Not saying to use this for your routers that need to connect, just create multiple instances of openvpn server on pfsense. One used for your users, other used for these routers that do not support the mode, etc.

peterzy · May 7, 2023, 3:17 PM

@johnpoz

Yes it seems kind of bug.

My setup:

VPN Server1 - certificate only
VPN Server2 - certificate(same certificate as with server1) + user
VPN Server3 - user

Servers are on different ports. I have three servers just for the sake of test purposes.

Client: RouterOS 6

Server1 - works like charm
Server2 - connects even with wrong password. I even put username "any" and was till accepted . However client overrides do not kick in.
Server3 - wrong common if client is Mikrotik.

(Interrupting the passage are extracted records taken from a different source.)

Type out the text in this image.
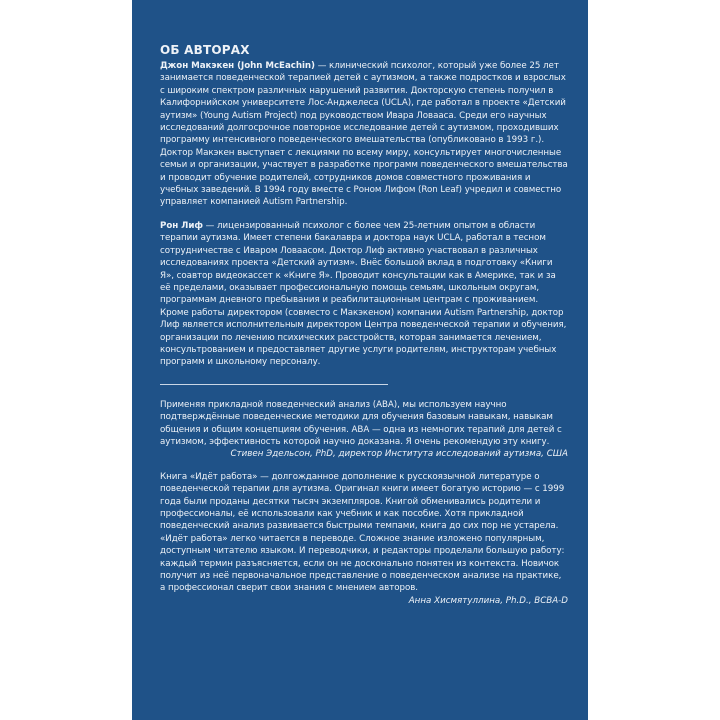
ОБ АВТОРАХ

Джон Макэкен (John McEachin) — клинический психолог, который уже более 25 лет занимается поведенческой терапией детей с аутизмом, а также подростков и взрослых с широким спектром различных нарушений развития. Докторскую степень получил в Калифорнийском университете Лос-Анджелеса (UCLA), где работал в проекте «Детский аутизм» (Young Autism Project) под руководством Ивара Ловааса. Среди его научных исследований долгосрочное повторное исследование детей с аутизмом, проходивших программу интенсивного поведенческого вмешательства (опубликовано в 1993 г.). Доктор Макэкен выступает с лекциями по всему миру, консультирует многочисленные семьи и организации, участвует в разработке программ поведенческого вмешательства и проводит обучение родителей, сотрудников домов совместного проживания и учебных заведений. В 1994 году вместе с Роном Лифом (Ron Leaf) учредил и совместно управляет компанией Autism Partnership.

Рон Лиф — лицензированный психолог с более чем 25-летним опытом в области терапии аутизма. Имеет степени бакалавра и доктора наук UCLA, работал в тесном сотрудничестве с Иваром Ловаасом. Доктор Лиф активно участвовал в различных исследованиях проекта «Детский аутизм». Внёс большой вклад в подготовку «Книги Я», соавтор видеокассет к «Книге Я». Проводит консультации как в Америке, так и за её пределами, оказывает профессиональную помощь семьям, школьным округам, программам дневного пребывания и реабилитационным центрам с проживанием. Кроме работы директором (совместо с Макэкеном) компании Autism Partnership, доктор Лиф является исполнительным директором Центра поведенческой терапии и обучения, организации по лечению психических расстройств, которая занимается лечением, консультрованием и предоставляет другие услуги родителям, инструкторам учебных программ и школьному персоналу.

Применяя прикладной поведенческий анализ (АВА), мы используем научно подтверждённые поведенческие методики для обучения базовым навыкам, навыкам общения и общим концепциям обучения. АВА — одна из немногих терапий для детей с аутизмом, эффективность которой научно доказана. Я очень рекомендую эту книгу.

Стивен Эдельсон, PhD, директор Института исследований аутизма, США

Книга «Идёт работа» — долгожданное дополнение к русскоязычной литературе о поведенческой терапии для аутизма. Оригинал книги имеет богатую историю — с 1999 года были проданы десятки тысяч экземпляров. Книгой обменивались родители и профессионалы, её использовали как учебник и как пособие. Хотя прикладной поведенческий анализ развивается быстрыми темпами, книга до сих пор не устарела. «Идёт работа» легко читается в переводе. Сложное знание изложено популярным, доступным читателю языком. И переводчики, и редакторы проделали большую работу: каждый термин разъясняется, если он не досконально понятен из контекста. Новичок получит из неё первоначальное представление о поведенческом анализе на практике, а профессионал сверит свои знания с мнением авторов.

Анна Хисмятуллина, Ph.D., BCBA-D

So definitely some bugs somewhere :-)

Peter
P.S TLS verify is not an option as it is not supported by MTK

johnpoz · May 7, 2023, 3:30 PM

@peterzy yeah that is too bad about the TLK key.. stupid they do not support that.. Found a thread from 2015 asking for ;) and still not available.

But reading this

https://help.mikrotik.com/docs/display/ROS/OpenVPN

limitations:
authentication without username/password

The way I read that you have to use a username/password even if your using cert..

If I get a chance later today I will try and duplicate you saying that wrong username/password when using tls + user auth not working, and look in redmine if already known, etc.

peterzy · May 7, 2023, 3:40 PM

@johnpoz Thank you :)
For without user/pass: You just put any username in the field username e.g word "any" and it works like charm with certificate only if Pfsense is in certificate only mode. However when Pfsense is certificate + user mode it still works, but then client specific override does not work, so I guess common name is changed or something.
My exact versions are: RouterOS 6.49.7 (stable), Pfsense is 2.6.0

stephenw10 · May 8, 2023, 7:37 PM

If you have a CSO for every user you could have invalid settings in the main config so anyone connecting would be unable to actually access anything. They would still be connected though.

peterzy · May 9, 2023, 4:20 AM

@stephenw10 yep, this is what I was thinking also. However I am not sure how secure it it is if i put dummy local and remote networks by default.

stephenw10 · May 9, 2023, 11:34 AM

Not very. A connected client can always add their own routes to access remote resources. They can't have a subnet behind them. But if you add fixed IPs for each client and block everything else then they would not be able to connect. The client can't specify the IP address they use in a SSL/TLS tunnel. Or shouldn't be able to at least. Still nowhere near as good as revoking the cert.

jimp · May 9, 2023, 12:25 PM

If you really don't want to rely on user auth + strict user+CN matching, then you could make a CSO for the special DEFAULT user with the Connection Blocking option checked, then define a CSO for each other valid certificate CN.

Don't rely on IP address assignment/routing/firewall rules alone because if they can still connect, the client can influence some traffic on their own, so it's not as secure. Even if the server pushes some invalid settings the client can be set to ignore those.

All that said, if you really don't trust the old admin, changing out the whole CA structure after they leave would be warranted.

peterzy · May 9, 2023, 12:48 PM

@jimp Thanks :-) Ideas looks great :) BTW I do want to user + certificate but in that case when I changed password I was still able to login with just certificate(case 2 above).